The Kernel: Your Only Modeling Decision

GP Regression, Step by Step

GP Classification

Rest Stop

The O(n³) Problem and Sparse GPs

Bayesian Optimization: Searching Smartly

Acquisition Functions: Where to Look Next

Multi-Fidelity Bayesian Optimization

Wrap-Up

Resources

The Weather Station Problem

Imagine you’re a meteorologist. You have three weather stations scattered across a valley. Station A, near the lake, reads 18°C. Station B, up on the ridge, reads 12°C. Station C, in the town center, reads 20°C. A farmer calls and asks: “What’s the temperature at my field, which is 3 km east of Station A?”

You could fit a straight line through the three readings. Or a parabola. Or a wiggly polynomial that passes through all three points exactly. Each choice is a commitment to a specific shape, and with only three data points, that commitment feels premature. What you’d really like to say is: “Based on these three readings and the assumption that temperature changes smoothly over short distances, the field is probably around 17°C — but I’m not very sure. If you want more confidence, give me more stations.”

That’s what a Gaussian Process does. It doesn’t pick a single curve. It considers all smooth curves that pass near your data, and it tells you which ones are more plausible than others. Where data is dense, the plausible curves agree with each other and uncertainty is low. Where data is sparse, the curves fan out and uncertainty is high.

We’ll use this valley and its weather stations as our running example. It starts with three stations. By the end, it’ll have taught us everything we need.

What “Distribution Over Functions” Actually Means

The phrase “distribution over functions” sounds like something that should come with a warning label. Let me try to unpack it in a way that actually helped me.

Start with a single random variable. A Gaussian distribution over it gives you a bell curve: some values are more likely, some less. Now take two random variables together — say, the temperature at Station A and Station B. A multivariate Gaussian distribution gives you a two-dimensional bell shape, and crucially, it encodes how the two temperatures correlate. If Station A is warm, Station B is probably warm too (they’re in the same valley), and the multivariate Gaussian captures that.
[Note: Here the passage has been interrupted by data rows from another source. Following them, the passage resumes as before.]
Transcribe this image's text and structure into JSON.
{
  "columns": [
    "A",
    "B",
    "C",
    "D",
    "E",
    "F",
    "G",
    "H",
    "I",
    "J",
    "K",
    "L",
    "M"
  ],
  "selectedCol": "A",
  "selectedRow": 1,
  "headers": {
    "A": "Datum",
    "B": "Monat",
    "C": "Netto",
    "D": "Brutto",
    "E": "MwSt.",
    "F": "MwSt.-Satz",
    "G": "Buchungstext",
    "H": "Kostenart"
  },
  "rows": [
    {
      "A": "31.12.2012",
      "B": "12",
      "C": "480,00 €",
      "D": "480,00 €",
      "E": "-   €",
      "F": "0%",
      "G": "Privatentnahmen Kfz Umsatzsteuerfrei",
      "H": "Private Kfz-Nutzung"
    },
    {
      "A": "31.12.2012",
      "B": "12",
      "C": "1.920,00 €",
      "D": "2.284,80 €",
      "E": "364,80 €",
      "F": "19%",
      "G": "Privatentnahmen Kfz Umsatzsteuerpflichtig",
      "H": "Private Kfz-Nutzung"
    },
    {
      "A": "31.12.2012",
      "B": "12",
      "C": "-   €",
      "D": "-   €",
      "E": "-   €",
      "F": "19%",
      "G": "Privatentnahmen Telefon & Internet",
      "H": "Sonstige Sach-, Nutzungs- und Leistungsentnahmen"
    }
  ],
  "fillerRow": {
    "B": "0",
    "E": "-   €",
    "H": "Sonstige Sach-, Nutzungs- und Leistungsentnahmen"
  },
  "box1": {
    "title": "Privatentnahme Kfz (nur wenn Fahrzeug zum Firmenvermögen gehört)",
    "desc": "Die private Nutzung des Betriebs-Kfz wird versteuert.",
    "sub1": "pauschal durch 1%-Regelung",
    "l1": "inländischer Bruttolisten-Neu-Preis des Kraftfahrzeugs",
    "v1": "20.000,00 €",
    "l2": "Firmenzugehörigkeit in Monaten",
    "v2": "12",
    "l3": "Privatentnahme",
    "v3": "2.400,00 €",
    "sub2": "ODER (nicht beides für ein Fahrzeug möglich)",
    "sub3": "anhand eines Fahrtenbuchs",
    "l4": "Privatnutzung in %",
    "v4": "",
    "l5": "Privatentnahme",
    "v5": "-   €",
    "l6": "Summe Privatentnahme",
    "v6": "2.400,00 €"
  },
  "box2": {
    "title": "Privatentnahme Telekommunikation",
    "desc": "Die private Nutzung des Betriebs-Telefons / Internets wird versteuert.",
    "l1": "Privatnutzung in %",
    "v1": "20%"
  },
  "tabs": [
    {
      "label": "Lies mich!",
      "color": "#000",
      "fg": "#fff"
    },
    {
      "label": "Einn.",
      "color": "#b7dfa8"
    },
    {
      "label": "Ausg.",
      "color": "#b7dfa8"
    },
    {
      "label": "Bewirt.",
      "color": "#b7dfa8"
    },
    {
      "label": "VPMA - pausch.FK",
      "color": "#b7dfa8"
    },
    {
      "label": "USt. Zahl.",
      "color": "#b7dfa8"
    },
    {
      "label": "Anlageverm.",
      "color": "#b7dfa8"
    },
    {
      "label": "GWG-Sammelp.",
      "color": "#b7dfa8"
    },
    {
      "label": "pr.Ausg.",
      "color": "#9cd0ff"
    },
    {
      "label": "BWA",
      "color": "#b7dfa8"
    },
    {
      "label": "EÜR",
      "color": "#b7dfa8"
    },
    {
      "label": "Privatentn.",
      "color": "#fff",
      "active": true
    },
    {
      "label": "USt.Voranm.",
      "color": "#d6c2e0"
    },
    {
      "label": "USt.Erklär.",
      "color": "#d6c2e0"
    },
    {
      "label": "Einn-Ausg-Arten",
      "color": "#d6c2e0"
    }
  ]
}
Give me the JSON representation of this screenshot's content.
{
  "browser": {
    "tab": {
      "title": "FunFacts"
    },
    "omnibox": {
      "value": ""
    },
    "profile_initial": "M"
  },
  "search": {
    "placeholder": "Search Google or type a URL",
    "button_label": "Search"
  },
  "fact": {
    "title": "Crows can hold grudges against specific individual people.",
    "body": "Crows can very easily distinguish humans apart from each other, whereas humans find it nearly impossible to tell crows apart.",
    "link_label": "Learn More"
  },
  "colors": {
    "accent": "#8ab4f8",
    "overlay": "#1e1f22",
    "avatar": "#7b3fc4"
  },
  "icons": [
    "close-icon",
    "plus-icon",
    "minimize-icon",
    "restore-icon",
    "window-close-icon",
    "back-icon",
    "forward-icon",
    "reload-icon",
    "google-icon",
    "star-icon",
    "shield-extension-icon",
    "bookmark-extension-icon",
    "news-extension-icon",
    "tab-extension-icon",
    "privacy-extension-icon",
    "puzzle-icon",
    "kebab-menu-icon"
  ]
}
Now take three random variables — temperatures at A, B, and C. Same idea, but in three dimensions. The multivariate Gaussian still works, it’s specified by a 3-element mean vector and a 3×3 covariance matrix.

Here’s the leap. Imagine you could have a weather station at every point in the valley — an infinite number of locations. You’d have an infinite number of random variables (one temperature per location), and you’d want a Gaussian distribution over all of them simultaneously. That’s a Gaussian Process. It’s the infinite-dimensional extension of the multivariate Gaussian. Pick any finite collection of locations, and the temperatures at those locations follow a multivariate Gaussian distribution.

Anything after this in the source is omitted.